It’s an absolutely riveting segment on Hannity and Colmes, where Sean Hannity is exposed as someone who preens as an orthodox Catholic in public, and is subsequently called a hypocrite by a theocon priest. Hannity, you see, supports legal, accessible birth control, as I do. By so doing, Hannity has dissented from the Catholic hierarchy’s view of sex: that it must invariably be open to procreation. And that very doctrine is the sole reed on which the entire edifice of the Church’s opposition to gay relationships stands: not that gays are incapable of love, but that we are barred sex, because such sex cannot be procreative. That’s why the Church (until its recent calumnies against "intrinsic disorders") could always claim it wasn’t homophobic. They were simply saying: hey, it’s the same rule for straights, guys. Pity that means you can’t have any sex – but they have to only have procreative sex with one other person their entire life. That’s not so easy either.

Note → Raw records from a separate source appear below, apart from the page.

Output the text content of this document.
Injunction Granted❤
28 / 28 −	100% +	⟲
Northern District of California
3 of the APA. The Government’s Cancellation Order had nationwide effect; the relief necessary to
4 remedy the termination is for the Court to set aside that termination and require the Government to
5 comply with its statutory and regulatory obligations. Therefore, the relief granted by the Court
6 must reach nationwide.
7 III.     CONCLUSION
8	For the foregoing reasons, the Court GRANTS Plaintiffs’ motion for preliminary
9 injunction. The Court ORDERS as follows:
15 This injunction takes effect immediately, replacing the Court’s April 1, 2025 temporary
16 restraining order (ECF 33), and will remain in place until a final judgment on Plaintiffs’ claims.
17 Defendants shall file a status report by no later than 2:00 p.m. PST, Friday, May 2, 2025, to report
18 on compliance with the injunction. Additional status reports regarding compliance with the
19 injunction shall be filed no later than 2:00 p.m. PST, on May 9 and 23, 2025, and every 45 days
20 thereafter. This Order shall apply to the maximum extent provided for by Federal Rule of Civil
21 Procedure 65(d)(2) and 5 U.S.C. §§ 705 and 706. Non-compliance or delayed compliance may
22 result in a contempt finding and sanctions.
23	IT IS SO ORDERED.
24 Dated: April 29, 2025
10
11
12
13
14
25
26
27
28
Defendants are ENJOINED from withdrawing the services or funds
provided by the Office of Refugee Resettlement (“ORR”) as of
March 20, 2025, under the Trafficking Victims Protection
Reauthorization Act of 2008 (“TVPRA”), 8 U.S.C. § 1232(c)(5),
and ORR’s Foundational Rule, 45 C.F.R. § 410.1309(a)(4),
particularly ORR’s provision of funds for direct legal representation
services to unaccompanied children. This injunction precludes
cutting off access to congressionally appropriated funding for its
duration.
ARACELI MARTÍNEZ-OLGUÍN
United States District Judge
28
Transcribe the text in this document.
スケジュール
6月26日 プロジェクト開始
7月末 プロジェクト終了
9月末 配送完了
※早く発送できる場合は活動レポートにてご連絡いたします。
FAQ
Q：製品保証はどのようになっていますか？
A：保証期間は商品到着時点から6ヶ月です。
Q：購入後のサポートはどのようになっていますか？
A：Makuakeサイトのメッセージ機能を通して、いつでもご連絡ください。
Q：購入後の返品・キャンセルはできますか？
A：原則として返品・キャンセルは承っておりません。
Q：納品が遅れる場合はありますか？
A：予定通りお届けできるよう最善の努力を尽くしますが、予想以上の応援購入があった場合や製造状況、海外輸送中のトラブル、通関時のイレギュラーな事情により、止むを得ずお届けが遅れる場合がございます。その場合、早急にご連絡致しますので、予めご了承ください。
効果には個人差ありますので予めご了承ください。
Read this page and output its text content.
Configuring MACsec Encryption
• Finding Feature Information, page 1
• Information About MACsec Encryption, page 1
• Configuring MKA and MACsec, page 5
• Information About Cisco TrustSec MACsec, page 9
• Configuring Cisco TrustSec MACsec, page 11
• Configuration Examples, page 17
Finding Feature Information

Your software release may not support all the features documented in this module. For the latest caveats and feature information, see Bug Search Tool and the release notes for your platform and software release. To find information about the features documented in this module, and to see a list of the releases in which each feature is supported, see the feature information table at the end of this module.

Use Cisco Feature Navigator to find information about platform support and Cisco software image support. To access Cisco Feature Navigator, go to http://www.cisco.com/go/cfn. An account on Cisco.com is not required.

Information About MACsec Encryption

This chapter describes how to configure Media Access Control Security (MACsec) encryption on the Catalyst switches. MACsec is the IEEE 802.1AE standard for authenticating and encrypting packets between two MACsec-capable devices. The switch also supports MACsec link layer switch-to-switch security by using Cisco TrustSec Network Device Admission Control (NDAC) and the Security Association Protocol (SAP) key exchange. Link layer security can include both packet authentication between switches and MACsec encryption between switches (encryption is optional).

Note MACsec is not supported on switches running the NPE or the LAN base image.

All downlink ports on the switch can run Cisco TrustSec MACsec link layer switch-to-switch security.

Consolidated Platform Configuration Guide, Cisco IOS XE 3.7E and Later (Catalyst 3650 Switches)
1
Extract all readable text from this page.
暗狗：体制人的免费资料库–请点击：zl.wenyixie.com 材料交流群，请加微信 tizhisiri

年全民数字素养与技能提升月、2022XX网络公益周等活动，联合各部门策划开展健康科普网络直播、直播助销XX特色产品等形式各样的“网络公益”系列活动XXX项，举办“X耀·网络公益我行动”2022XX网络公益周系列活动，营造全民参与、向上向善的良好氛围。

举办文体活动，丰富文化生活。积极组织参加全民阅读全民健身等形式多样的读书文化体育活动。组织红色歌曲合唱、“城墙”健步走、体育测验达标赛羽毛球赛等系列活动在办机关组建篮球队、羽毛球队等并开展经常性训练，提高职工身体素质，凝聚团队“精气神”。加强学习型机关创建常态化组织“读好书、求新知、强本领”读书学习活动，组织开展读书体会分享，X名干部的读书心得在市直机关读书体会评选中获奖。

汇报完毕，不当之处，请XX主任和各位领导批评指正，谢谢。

So Hannity’s position and my position are identical. And I feel his pain as a dissident Catholic. But, of course, I support legal birth control for straight couples, and he opposes even civil unions for gay couples. I’ve got his back but he … well, let’s leave that metaphor right there, shall we? The good news is: Finally, a right-wing Catholic is hoist by his own theocon petard. And notice how Hannity doesn’t really engage the theology, as I have tried to do. He just hurls the sex abuse crisis back in the priest’s face. Class-act, Hannity. Every time.
Still, the exchange does seem to me to open all sorts of possibilities for the theocons. Why not ask of all allegedly Catholic politicians: do they support legal access to birth control, and do they use it? If Benedict wants to enforce total public orthodoxy on issues important to Catholicism, he should be consistent. He should demand obedience not just on abortion, but gays and contraception as well. I have a feeling a lot of Catholic conservatives are going to find themselves seeing the bright side of secularism all of a sudden. Which leads to a fascinating question: will the Catholic hierarchy treat Giuliani the way they treated Kerry? And will the theocon right react the same way?
Stupid poetic justice, as Homer would say.